EDITORIAL: Start admission

It is frustrating to see a large number of students returning from abroad unable to pass the Nepal Medical Council exams

The wrangling between the government and promoters of private medical colleges over the excessive fees charged by the latter has cost both of them very dear, what with Nepali students joining foreign medical colleges by the drove. This has happened largely because of the delay in admission to the bachelor level courses in medicine and dentistry this year, which should have been completed by October. Had the admissions taken place as in the previous years, students would have been weeks into the course. This year more than 700 students have gone abroad for the MBBS and BDS courses, and many more could be joining them in countries like China, Bangladesh, Pakistan and the Philippines, among others. Given the expenses involved in studying medicine, it is a colossal drain on the country’s foreign exchange earnings. According to the Nepal Medical Council, 478 students had gone abroad to study medicine in 2016 and a similar number in the following years. There are about 20 medical colleges, affiliated mostly to Tribhuvan University and Kathmandu University. Most of them are run by the private sector.

While the growth of medical colleges should have been a cause for celebration, as Nepal is no longer dependent on foreign countries to train its doctors and nurses, the growing commercialisation of medical education has been unnerving for both the parents and the government. In their wild pursuit of making a quick buck by targeting solely those who can pay, quality in education has been largely compromised. So the government last year capped the fees for the MBBS undergraduate course at Rs 3.85 million in the Kathmandu Valley and Rs 4.24 million outside. For this fiscal, the fee for the MBBS course has been revised to Rs 4.02 million for Nepali students in Kathmandu’s medical colleges and to Rs 4.44 million for colleges outside the capital. The medical colleges have, however, been objecting to this provision and demanding they be allowed to charge more and also admit more students in both medicine and dental faculties. The private colleges have refused to reimburse the extra fees already charged from students, despite their pledge to do so.

It is an irony that students should have to opt for foreign medical colleges when there are institutes galore in the country. Their education is going to cost a fortune, but there is no guarantee that they will return home with the knowledge and skills required to treat the sick. It is frustrating to see a large number of students returning from abroad unable to pass the Nepal Medical Council exams required to practise medicine in the country. The medical colleges must abide by the Medical Education Act and the decision of the Cabinet last year regarding the fees and scholarships. By delaying the admissions for this year, maybe the colleges are thinking they are piling pressure on the government, with the belief that it will blink first. The government must, however, not yield to undue pressure. Hopefully, the colleges will see reason and start admission at the earliest. Any delay in admission will only hinder the timely completion of the undergraduate courses, which take five-and-a-half years to finish.

VNY 2020 begins

The much touted Visit Nepal Year (VNY) 2020 has begun from today, and various events related to it will be held throughout the year. The VNY secretariat said all preparations for the gala have been completed. President Bidhya Devi Bhandari is all set to inaugurate the VNY2020 today at the newly-renovated Dashrath Stadium to be attended by the who’s who. VNY 2020 will also be officially launched in all the seven provinces simultaneously.
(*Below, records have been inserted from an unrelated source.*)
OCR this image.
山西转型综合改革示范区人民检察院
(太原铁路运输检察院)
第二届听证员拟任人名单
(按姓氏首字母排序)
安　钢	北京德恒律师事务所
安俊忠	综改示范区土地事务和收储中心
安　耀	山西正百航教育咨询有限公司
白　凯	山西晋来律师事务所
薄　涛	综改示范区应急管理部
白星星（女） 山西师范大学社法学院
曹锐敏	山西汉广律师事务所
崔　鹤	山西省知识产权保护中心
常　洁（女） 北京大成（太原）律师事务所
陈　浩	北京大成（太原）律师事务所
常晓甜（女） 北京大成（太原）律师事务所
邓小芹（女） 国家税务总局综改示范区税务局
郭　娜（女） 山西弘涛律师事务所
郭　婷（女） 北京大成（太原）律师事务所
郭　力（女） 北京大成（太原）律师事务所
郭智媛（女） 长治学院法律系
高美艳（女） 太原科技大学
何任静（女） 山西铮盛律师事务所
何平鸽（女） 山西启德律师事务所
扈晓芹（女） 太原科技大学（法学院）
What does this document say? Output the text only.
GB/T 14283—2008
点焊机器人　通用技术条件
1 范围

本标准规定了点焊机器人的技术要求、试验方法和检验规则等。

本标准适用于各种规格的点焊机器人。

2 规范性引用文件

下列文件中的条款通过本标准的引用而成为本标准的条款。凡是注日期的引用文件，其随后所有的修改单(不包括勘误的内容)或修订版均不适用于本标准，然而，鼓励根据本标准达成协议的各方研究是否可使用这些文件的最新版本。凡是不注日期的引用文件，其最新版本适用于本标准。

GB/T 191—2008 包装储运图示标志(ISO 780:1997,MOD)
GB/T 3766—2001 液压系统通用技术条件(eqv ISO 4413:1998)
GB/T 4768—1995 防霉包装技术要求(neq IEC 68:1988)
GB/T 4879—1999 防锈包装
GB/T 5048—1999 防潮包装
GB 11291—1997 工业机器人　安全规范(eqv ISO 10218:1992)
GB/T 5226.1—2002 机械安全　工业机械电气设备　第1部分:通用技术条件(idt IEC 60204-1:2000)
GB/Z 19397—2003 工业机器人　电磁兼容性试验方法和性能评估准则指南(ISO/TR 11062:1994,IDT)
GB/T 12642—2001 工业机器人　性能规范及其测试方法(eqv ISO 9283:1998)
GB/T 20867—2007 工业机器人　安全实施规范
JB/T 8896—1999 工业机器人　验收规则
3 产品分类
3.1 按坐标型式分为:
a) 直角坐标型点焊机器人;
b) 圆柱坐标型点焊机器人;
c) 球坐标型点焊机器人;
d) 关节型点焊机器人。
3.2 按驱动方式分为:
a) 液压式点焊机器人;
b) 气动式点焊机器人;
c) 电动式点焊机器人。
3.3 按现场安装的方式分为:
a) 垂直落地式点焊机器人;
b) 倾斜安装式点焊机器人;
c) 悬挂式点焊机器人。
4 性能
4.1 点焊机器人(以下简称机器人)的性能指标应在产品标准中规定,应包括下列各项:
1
The main objective of the event is to make the world known that Nepal is one of the most popular tourist destinations and also to inform that Nepal is a suitable country for foreign direct investment. The government has set a target of attracting two million foreign tourists in the year 2020, which will also help achieve the goal of building a “Prosperous Nepal, Happy Nepali”. It has also set a target of declaring the coming decade as tourism decade within six months to give a boost to the economy. However, merely making slogans is not enough. We also need to upgrade our infrastructure and complete our tourism-related projects such as the Gautam Buddha Airport on time so that more and more tourists can arrive via air without much hassle. Our goal should be to make our guests happy with the best of services.